Missouri Constitution

Article V
JUDICIAL DEPARTMENT
Section 26

August 28, 2011



Retirement--assignment as senior judge or commissioner.

Section 26. 1. All judges other than municipal judges shall retire at the age of seventy years, except as provided in the schedule to this article, under a retirement plan provided by law.

2. All judges may retire at an earlier age authorized by law and may participate in a retirement plan provided by law.

3. Any retired judge, associate circuit judge or commissioner, with his consent, may be assigned by the supreme court as a senior judge to any court in this state or as a special commissioner. When serving as a senior judge he shall have the same powers as an active judge.

(Adopted August 3, 1976)

(1991) Where Missouri's judges are appointees on a policymaking level and there was no clear congressional intent to include such judges within coverage of the federal Age Discrimination in Employment Act, Missouri's mandatory retirement requirement for state judges does not violate the federal Age Discrimination in Employment Act. Gregory v. Ashcroft, 111 S. Ct. 2395.
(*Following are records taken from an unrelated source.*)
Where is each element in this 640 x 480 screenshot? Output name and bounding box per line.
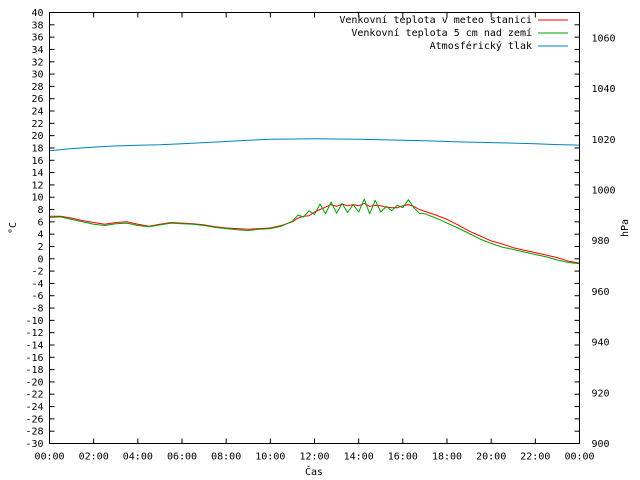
y-tick-label: -4 bbox=[31, 279, 43, 290]
x-tick-label: 06:00 bbox=[167, 452, 197, 463]
y-tick-label: 22 bbox=[31, 119, 43, 130]
x-tick-label: 08:00 bbox=[211, 452, 241, 463]
y-tick-label: -30 bbox=[25, 439, 43, 450]
x-tick-label: 14:00 bbox=[344, 452, 374, 463]
legend-label-station-temp: Venkovní teplota v meteo stanici bbox=[339, 14, 532, 26]
legend-label-pressure: Atmosférický tlak bbox=[430, 40, 532, 52]
y-tick-label: 8 bbox=[37, 205, 43, 216]
y-tick-label: -18 bbox=[25, 365, 43, 376]
y-tick-label: -6 bbox=[31, 291, 43, 302]
y-tick-label: 0 bbox=[37, 254, 43, 265]
y-tick-label: 16 bbox=[31, 156, 43, 167]
y2-tick-label: 1040 bbox=[592, 84, 616, 95]
y-tick-label: 10 bbox=[31, 193, 43, 204]
y-tick-label: 24 bbox=[31, 107, 43, 118]
y-axis-label: °C bbox=[8, 222, 19, 234]
right-axis-ticks: 1060 1040 1020 1000 980 960 940 920 900 bbox=[592, 33, 616, 450]
x-tick-label: 04:00 bbox=[123, 452, 153, 463]
series-line-pressure bbox=[49, 138, 580, 152]
y2-tick-label: 1020 bbox=[592, 135, 616, 146]
x-tick-label: 22:00 bbox=[520, 452, 550, 463]
x-tick-label: 00:00 bbox=[34, 452, 64, 463]
legend: Venkovní teplota v meteo stanici Venkovn… bbox=[339, 14, 568, 52]
y-tick-label: 28 bbox=[31, 82, 43, 93]
y-tick-label: 32 bbox=[31, 57, 43, 68]
plot-frame bbox=[49, 12, 580, 444]
y-tick-label: 2 bbox=[37, 242, 43, 253]
y2-tick-label: 940 bbox=[592, 338, 610, 349]
y2-tick-label: 1060 bbox=[592, 33, 616, 44]
y2-tick-label: 960 bbox=[592, 287, 610, 298]
left-axis-ticks: 4038363432302826242220181614121086420-2-… bbox=[25, 8, 580, 450]
y-tick-label: -8 bbox=[31, 304, 43, 315]
y2-tick-label: 1000 bbox=[592, 185, 616, 196]
y2-tick-label: 980 bbox=[592, 236, 610, 247]
series-line-station-temp bbox=[49, 202, 580, 264]
y-tick-label: -24 bbox=[25, 402, 43, 413]
y-tick-label: 14 bbox=[31, 168, 43, 179]
x-tick-label: 10:00 bbox=[255, 452, 285, 463]
y-tick-label: 34 bbox=[31, 45, 43, 56]
y-tick-label: 38 bbox=[31, 20, 43, 31]
series-layer bbox=[49, 138, 580, 265]
y-tick-label: -16 bbox=[25, 353, 43, 364]
y-tick-label: -12 bbox=[25, 328, 43, 339]
y-tick-label: 40 bbox=[31, 8, 43, 19]
x-axis-label: Čas bbox=[305, 465, 323, 478]
y-tick-label: -20 bbox=[25, 377, 43, 388]
x-tick-label: 02:00 bbox=[79, 452, 109, 463]
bottom-axis-ticks: 00:00 02:00 04:00 06:00 08:00 10:00 12:00 14:00… bbox=[34, 12, 595, 463]
y2-axis-label: hPa bbox=[620, 219, 631, 237]
y-tick-label: -28 bbox=[25, 427, 43, 438]
y-tick-label: 18 bbox=[31, 143, 43, 154]
series-line-ground-temp bbox=[49, 198, 580, 265]
y-tick-label: -2 bbox=[31, 267, 43, 278]
x-tick-label: 18:00 bbox=[432, 452, 462, 463]
y-tick-label: 4 bbox=[37, 230, 43, 241]
x-tick-label: 16:00 bbox=[388, 452, 418, 463]
y-tick-label: 30 bbox=[31, 70, 43, 81]
legend-label-ground-temp: Venkovní teplota 5 cm nad zemí bbox=[351, 27, 532, 39]
y2-tick-label: 920 bbox=[592, 388, 610, 399]
y-tick-label: 12 bbox=[31, 180, 43, 191]
y-tick-label: 20 bbox=[31, 131, 43, 142]
y-tick-label: -10 bbox=[25, 316, 43, 327]
y-tick-label: 36 bbox=[31, 33, 43, 44]
y-tick-label: -26 bbox=[25, 414, 43, 425]
y2-tick-label: 900 bbox=[592, 439, 610, 450]
x-tick-label: 12:00 bbox=[299, 452, 329, 463]
x-tick-label: 20:00 bbox=[476, 452, 506, 463]
y-tick-label: 6 bbox=[37, 217, 43, 228]
y-tick-label: -14 bbox=[25, 340, 43, 351]
y-tick-label: -22 bbox=[25, 390, 43, 401]
y-tick-label: 26 bbox=[31, 94, 43, 105]
x-tick-label: 00:00 bbox=[564, 452, 594, 463]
(1991) Where judges' physical and mental capacities would diminish with age and unlike other state officials, the election process might be inadequate to determine which judges' performance had become deficient, there is a rational basis for the mandatory retirement age and age is not a suspect classification, therefore constitutional provision does not violate equal protection. Gregory v. Ashcroft, 111 S. Ct. 2395.